Les infrastructures physiques africaines sont très insuffisantes, mêmes comparées à celles des pays à faibles revenus d'autres parties du monde : 31 km de route pour 100 km2 contre 124, une capacité de production d'électricité de 37 MW par million d'habitants contre 326…11 Le retard est tel qu'un rattrapage n'est pas envisageable dans la décennie qui commence. Des progrès sont cependant probables, avec une nette augmentation des financements internationaux publics pour de nouveaux projets. Concernant l'éducation, il est aussi possible d'être très négatif : 46 des 101 millions d'enfants d'âge scolaire qui ne vont pas à l'école sont Africains. Les progrès sont toutefois réels depuis quelques années : environ 60% des enfants terminent le primaire, soit près de 10% de plus qu'il y a 10 ans.
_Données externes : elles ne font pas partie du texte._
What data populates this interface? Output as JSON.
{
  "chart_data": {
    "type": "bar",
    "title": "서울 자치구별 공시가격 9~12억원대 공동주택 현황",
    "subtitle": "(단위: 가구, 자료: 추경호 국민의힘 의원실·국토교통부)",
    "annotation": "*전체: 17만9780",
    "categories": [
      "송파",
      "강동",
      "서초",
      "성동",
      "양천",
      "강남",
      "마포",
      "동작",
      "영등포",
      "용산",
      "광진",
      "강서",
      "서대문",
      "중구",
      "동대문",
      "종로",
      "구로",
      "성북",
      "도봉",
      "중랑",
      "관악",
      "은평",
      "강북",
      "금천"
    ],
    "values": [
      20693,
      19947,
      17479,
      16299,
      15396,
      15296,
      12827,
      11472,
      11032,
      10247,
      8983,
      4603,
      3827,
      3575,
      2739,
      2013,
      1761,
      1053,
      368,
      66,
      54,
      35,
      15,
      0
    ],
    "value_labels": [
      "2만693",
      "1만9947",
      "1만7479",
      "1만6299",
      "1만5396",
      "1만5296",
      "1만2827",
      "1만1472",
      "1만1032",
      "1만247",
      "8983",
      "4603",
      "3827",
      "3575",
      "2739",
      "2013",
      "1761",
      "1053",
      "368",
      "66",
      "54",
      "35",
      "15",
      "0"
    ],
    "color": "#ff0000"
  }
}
Le progrès de l'Afrique sera aussi conditionné à une amélioration de la gouvernance.12 Le lien entre celle-ci et le développement est complexe. Parmi les pays les plus pauvres en particulier, la qualité de la gouvernance ne semble en particulier pas discriminante à elle seule : quelques pays très dotés en ressources (Gabon, Guinée équatoriale) ont un IDH relativement élevé, alors que d'autres à la gouvernance meilleure mais beaucoup plus démunis (Mali, Mozambique) obtiennent un résultat inférieur.

Cependant, la plupart des pays africains dont l'IDH se situe dans le haut de la catégorie des pays "à niveau de développement humain moyen"13 (autour de 0,7 et au-dessus) sont des pays dont la gouvernance est au-dessus de la moyenne (de l'ensemble des pays). La tendance récente est plutôt à l'amélioration,14 mais les perspectives sont incertaines : si dans certains pays (Ghana, Afrique du Sud, Maurice, Cap-Vert…) les élections sont devenues une "routine" et la concrétisation de réels débats internes sur l'évaluation des gouvernements et les choix de politique, les reculs n'ont pas manqué, et dans la plupart des grands pays de la région (l'Afrique du Sud étant l'exception), la gouvernance reste médiocre ou les progrès fragiles (Nigéria).

Enfin, l'Afrique devra sans doute aussi imaginer une stratégie de développement originale. Le schéma traditionnel "évolutionniste" de passage de l'agriculture à l'industrie puis aux activités de services n'est peut-être plus viable aujourd'hui, alors que la Chine semble avoir capté durablement la production industrielle de masse : on voit mal quels atouts des petits pays, mal pourvus en infrastructures et en capitaux, pourraient lui opposer. En Afrique, les progrès de leur base agricole resteront à notre avis déterminants pour l’évolution des deux prochaines décennies.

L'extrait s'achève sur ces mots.